At this moment, Armstrong had larger concerns, namely the death threat he'd received the night before. Armstrong had learned of it from Bill Stapleton, his agent and lawyer at Capital Sports & Entertainment, who'd been told by Tour organizers, who'd notified French authorities. Death threats were nothing new—Armstrong had received one last year, too, in Toulouse. The team had dealt with it the usual way, a slight variation on the Batman method: his bodyguards, linked-arm rings of gendarmes, a speedy helicopter evacuation from the finish. But today was different. This was a time trial, each rider alone against the clock. Everyone on the mountain knew to the minute when Armstrong would depart. Every troll, if they so desired, could get close enough to touch.

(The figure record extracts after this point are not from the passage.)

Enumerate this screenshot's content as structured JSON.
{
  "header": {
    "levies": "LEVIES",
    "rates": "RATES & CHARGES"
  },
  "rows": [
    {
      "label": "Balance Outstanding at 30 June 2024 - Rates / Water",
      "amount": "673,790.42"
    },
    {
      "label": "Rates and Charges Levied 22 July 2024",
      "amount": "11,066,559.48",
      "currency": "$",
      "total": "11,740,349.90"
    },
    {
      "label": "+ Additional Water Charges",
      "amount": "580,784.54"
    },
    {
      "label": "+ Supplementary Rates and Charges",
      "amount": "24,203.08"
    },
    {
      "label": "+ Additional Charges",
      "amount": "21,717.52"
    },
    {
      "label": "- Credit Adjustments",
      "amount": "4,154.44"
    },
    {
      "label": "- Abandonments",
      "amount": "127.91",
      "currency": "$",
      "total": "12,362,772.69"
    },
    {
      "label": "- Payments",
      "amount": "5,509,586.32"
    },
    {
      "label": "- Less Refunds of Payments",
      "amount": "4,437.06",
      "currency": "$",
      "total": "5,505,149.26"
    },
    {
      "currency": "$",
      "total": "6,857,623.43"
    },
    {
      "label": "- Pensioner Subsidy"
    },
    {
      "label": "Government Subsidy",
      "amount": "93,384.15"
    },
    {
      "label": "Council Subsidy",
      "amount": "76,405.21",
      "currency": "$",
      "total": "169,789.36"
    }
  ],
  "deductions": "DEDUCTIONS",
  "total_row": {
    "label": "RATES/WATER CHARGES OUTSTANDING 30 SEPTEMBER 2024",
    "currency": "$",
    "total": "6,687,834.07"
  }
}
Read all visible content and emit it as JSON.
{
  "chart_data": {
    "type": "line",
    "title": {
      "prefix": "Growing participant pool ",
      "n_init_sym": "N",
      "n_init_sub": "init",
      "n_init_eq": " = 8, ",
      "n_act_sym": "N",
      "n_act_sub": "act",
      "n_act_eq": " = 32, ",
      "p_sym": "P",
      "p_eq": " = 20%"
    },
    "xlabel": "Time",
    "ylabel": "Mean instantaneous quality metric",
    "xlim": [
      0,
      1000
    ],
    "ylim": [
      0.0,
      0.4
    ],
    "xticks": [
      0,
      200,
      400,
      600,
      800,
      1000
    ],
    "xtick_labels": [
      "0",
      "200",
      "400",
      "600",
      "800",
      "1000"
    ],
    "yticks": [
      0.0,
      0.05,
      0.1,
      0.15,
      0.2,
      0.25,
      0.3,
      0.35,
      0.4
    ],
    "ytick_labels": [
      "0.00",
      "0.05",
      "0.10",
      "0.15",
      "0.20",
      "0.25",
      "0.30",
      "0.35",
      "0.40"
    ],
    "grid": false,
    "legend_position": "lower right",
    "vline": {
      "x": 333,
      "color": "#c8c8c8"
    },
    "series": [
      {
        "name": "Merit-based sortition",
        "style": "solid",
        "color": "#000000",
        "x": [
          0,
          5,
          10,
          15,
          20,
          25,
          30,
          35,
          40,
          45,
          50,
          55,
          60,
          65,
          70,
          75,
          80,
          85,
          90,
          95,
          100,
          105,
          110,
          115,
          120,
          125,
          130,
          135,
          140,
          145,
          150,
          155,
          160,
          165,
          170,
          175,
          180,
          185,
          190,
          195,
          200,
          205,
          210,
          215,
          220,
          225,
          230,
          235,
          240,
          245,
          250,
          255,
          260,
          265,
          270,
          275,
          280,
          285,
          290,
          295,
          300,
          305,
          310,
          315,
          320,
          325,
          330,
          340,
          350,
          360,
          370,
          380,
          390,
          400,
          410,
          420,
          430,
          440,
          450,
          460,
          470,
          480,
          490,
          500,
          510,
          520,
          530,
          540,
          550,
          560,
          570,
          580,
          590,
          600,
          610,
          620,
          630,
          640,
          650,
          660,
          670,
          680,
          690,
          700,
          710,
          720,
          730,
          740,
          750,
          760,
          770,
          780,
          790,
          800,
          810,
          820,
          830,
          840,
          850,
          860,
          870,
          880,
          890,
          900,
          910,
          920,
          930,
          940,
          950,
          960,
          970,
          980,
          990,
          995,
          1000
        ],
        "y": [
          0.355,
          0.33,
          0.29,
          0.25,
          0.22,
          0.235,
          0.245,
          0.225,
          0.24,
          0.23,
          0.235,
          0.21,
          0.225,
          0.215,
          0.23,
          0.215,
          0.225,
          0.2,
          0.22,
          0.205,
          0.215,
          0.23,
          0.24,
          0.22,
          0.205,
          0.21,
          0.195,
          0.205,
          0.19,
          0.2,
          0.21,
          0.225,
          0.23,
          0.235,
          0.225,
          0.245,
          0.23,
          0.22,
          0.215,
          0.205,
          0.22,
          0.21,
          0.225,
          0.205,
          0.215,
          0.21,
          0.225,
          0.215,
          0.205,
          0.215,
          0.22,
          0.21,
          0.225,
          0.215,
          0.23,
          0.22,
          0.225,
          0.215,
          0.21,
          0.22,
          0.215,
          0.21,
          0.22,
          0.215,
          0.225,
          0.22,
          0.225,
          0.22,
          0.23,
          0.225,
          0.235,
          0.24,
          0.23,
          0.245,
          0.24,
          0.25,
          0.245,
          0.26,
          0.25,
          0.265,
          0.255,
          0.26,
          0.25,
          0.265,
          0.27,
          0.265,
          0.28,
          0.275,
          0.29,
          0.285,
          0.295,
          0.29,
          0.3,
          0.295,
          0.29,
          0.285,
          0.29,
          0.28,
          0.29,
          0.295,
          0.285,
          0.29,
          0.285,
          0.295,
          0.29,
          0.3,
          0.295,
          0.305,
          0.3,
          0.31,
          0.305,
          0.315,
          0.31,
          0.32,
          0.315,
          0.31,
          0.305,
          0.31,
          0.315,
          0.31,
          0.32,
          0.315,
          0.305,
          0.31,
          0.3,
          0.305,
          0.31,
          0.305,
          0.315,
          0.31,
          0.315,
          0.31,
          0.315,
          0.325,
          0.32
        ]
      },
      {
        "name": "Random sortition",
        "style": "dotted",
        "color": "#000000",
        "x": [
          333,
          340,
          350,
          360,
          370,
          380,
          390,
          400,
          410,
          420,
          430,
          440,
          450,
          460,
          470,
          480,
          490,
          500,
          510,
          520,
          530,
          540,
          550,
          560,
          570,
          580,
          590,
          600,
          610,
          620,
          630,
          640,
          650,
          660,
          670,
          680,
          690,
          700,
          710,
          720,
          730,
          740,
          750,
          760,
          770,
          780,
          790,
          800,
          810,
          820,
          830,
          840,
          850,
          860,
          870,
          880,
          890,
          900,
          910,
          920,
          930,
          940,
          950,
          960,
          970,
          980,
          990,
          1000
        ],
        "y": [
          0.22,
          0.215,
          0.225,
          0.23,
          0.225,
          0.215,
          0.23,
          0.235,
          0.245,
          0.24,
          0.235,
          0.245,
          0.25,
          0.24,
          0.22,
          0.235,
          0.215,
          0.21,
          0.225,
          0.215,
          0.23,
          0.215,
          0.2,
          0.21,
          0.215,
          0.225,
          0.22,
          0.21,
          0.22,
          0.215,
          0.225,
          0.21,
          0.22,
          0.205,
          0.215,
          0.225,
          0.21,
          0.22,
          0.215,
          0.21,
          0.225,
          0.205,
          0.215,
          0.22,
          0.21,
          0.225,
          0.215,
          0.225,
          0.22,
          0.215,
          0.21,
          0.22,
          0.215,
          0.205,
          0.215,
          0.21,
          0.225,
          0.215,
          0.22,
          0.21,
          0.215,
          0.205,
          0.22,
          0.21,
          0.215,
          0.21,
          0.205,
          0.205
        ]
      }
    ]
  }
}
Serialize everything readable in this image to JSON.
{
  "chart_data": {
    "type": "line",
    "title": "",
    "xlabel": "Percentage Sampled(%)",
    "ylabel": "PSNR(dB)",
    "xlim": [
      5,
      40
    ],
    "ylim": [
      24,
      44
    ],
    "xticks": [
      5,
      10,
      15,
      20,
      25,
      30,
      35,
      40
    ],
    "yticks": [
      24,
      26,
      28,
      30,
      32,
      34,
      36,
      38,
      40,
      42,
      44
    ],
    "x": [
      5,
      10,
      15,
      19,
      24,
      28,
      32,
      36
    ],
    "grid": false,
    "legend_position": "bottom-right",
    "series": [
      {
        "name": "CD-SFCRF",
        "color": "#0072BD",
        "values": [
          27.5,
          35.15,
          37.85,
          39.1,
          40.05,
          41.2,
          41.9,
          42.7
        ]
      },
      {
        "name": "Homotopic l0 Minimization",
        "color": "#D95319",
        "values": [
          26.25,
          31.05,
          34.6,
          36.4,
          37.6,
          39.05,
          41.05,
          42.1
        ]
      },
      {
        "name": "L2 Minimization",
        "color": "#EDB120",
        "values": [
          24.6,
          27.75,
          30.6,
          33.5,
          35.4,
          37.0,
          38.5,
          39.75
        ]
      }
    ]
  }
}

So far this year, Armstrong had been lucky. Even so, teammates reminded him to stay in a group. "Never, ever be alone," they told him. "If anybody's going to do anything, it will be then."

Naturally, the death threat was kept secret, or as secret as possible, which wasn't very. Truth was, this was completely expected. "Lance spends a lot of time thinking about security, but the bottom line is that there isn't much that he can do when he's on the bike," said Chris Brewer. Brewer, a testicular-cancer survivor who runs Armstrong's Web site, worked 18 years in the Air Force's Opposition Forces division. His specialty was infiltration, finding holes in secure zones. "If someone wants to get him bad enough, there are many ways they could get him. And Lance knows that."

At the start, in the village of Bourg d'Oisans, Armstrong warmed up on the stationary rollers, looking relaxed, chatting with the gendarmes. His mood tightened when he learned Sheryl Crow might have to give up her seat in the follow car for a security agent. But then, another plan: There would be two extra motorcycles, with more security agents aboard, and another next to Bruyneel in the car. "They were sharpshooters," Armstrong said later. "Badasses."

"We were terrified," Bruyneel said.

On the mountain ahead, the mass of humanity shifted restlessly. Many had been waiting for days, wedging campers and tents along the steep roadside; others opted for the less elegant, sleeping-bag-on-the-pavement approach. All of them had spent a long, hot morning defending their space from the arriving hordes as the mountain swelled and grew. The sun slammed down, alcohol flowed, cigarettes flared. When the race began, the crowd contented itself by lazily torturing Armstrong's teammates, and, by early appearances, they were in rare form. Rubiera reached the top looking as if he might break into tears. CSC's Voigt received special treatment for his role in helping Armstrong chase down Ullrich the previous day (JUDAS, many of the signs read). His later pleas that he was helping his team captain, Basso, were dismissed as immaterial: Whatever his motive, he was helping Armstrong, and so he was guilty.

They didn't all hate Armstrong, of course. In fact, many European fans admired the American; they commonly greeted his passing with polite, if unenthusiastic, applause. Armstrong had made efforts to improve his image, speaking more French and expressing respect for the tradition of the race. But no amount of diplomacy could change the brute fact that he, an outsider, had come to dominate Europe's biggest race at a time when American influence was seen as something less than a good thing. It would be easy to chalk this up to an extension of anti-Bush, anti-American sentiment, but, in fact, the war in Iraq was almost never mentioned. Nor did the relationship seem affected by the latest doping allegations in the pages of L.A. Confidentiel: Les Secrets de Lance Armstrong, a 375-page book cowritten by Irish reporter and longtime Armstrong nemesis David Walsh and French cycling journalist Pierre Ballester.

No, the truth was that Armstrong offended because he would not give European fans what they desired from their sports heroes: pain, vulnerability, suffering, humanity. His recovery from cancer, the inspirational touchstone for many Americans, was regarded by Europeans with mild interest: a feat of medicine and discipline, certainly, but that was, what, eight years ago? Wasn't the treatment fairly brief, a matter of months? It was impressive, yes, but hadn't plenty of other cyclists overcome extraordinarily difficult circumstances? What they wanted was a man wrestling fate, not obliterating it.